| 20 August 2011
Standing up for better science is a strategy that will help save Florida fishing related jobs. The call for better science in fisheries management has long been supported by the Florida Guides Association. One member in particular, Capt. Bob Zales, FGA regional director, president of the National Association of Charterboat Operators and Executive Director of Conservation Cooperative of Gulf Fishermen has taken his advocacy for sound science in fisheries management beyond state lines to the national level.
Recently a CCA National News Feed came out in opposition to the PEW Environment Group’s support of annual catch limits without the benefit of science-based assessments. The piece referred to the PEW support as “a veritable campaign of misinformation.” The feed went on to say that Pew is revising history to make its points.
Capt. Zales referred to the CCA position as good news and wrote the following commentary on fisheries management.
*************************As I have reported previously, more and more people are coming out against the wacko environmentalists such as PEW and Environmental Defense Fund and standing up for better science. We must have the science before we can move on to ACLS, AMS, Catch Shares, and other overly restrictive requirements that are causing JOBs to be lost.

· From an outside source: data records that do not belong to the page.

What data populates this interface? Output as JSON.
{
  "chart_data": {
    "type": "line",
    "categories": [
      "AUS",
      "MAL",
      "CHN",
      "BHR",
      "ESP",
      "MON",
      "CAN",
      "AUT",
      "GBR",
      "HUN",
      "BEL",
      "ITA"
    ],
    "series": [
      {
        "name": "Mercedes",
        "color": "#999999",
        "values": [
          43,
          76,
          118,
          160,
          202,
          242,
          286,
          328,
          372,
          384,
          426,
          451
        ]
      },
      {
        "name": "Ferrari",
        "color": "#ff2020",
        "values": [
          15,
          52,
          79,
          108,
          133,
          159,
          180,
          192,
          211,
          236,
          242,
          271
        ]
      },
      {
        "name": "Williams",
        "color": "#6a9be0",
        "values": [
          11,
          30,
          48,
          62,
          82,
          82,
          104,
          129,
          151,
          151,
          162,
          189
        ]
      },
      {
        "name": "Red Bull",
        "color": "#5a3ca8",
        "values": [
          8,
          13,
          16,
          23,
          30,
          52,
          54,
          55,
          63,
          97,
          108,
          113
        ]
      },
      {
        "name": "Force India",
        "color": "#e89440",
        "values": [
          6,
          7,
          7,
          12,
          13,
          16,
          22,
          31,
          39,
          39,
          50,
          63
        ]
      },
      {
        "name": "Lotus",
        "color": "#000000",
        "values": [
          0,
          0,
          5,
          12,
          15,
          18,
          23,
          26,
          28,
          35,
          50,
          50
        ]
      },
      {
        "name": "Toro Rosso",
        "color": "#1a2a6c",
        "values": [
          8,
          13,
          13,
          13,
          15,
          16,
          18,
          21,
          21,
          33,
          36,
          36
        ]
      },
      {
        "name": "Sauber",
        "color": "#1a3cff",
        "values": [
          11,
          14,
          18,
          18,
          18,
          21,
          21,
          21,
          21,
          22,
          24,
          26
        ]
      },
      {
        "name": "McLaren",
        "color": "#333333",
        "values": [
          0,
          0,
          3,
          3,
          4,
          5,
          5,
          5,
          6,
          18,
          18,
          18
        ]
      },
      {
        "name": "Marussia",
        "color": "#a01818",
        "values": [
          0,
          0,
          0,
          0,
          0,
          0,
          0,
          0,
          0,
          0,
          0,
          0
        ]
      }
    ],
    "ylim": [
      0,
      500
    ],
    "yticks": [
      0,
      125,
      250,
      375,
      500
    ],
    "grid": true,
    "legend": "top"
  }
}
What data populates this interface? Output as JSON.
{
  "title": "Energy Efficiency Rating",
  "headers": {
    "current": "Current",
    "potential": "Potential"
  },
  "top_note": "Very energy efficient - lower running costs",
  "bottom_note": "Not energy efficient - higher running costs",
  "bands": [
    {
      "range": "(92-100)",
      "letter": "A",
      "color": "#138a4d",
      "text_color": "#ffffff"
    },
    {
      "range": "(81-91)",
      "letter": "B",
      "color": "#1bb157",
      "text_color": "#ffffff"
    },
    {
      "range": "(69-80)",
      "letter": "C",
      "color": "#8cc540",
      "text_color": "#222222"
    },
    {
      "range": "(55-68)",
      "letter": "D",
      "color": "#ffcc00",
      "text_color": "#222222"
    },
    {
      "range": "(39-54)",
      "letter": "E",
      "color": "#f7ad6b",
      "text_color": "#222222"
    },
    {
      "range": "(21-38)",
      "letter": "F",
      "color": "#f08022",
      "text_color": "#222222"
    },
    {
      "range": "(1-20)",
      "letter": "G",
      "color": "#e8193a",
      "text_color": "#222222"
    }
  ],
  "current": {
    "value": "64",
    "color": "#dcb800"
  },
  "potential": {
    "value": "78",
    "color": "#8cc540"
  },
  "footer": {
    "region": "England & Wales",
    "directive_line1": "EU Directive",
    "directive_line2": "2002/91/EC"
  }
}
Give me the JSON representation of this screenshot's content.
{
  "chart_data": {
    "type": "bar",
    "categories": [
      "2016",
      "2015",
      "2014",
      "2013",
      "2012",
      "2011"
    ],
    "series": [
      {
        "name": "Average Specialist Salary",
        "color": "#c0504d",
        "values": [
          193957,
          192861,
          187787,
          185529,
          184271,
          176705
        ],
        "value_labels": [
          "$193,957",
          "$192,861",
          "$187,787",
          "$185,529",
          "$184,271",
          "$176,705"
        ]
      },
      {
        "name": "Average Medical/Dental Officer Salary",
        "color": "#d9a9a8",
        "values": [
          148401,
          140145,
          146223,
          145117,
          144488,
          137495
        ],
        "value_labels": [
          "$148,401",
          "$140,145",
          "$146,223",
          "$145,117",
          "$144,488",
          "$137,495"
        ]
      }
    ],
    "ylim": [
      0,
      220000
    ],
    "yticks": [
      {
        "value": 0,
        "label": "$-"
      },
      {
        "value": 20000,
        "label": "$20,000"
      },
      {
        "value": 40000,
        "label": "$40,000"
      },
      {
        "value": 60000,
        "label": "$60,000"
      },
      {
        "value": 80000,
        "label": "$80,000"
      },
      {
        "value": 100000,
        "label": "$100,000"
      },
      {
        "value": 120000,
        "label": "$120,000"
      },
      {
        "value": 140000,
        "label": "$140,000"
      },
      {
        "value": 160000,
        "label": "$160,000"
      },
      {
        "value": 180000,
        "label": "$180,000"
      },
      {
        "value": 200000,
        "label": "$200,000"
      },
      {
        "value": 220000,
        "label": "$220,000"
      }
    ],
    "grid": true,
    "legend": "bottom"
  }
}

We must have the science and the data before, not after, programs are created and implemented. The devil is in the details, and whenever details are not known, you do not know where the devil lives. In the past, those of us who supported programs created by the NOAA/NMFS with the promise that details would be worked out, quickly discovered they never are and that the devil thrives against us.
NOAA/NMFS knows the missing details work to their advantage to eliminate JOBS and move us off the water. It is past time to stop this style of management based on regulations which are based on arbitrary and missing science just to comply with an artificial mandate that was conceived and pushed by the enviro wackos.
The 06 Magnuson-Stevens Fishery Conservation and Management Act must be relaxed and the funding provided to the NOAA/NMFS must be concentrated on improved science, independent and cooperative science, and more frequent stock assessments not Catch Shares or other programs that need data to determine how they will work. Once this is accomplished the current tools can be used to manage. And if they are not enough, then let's begin to look at other tools. You don't use a standard socket to ratchet down a metric bolt.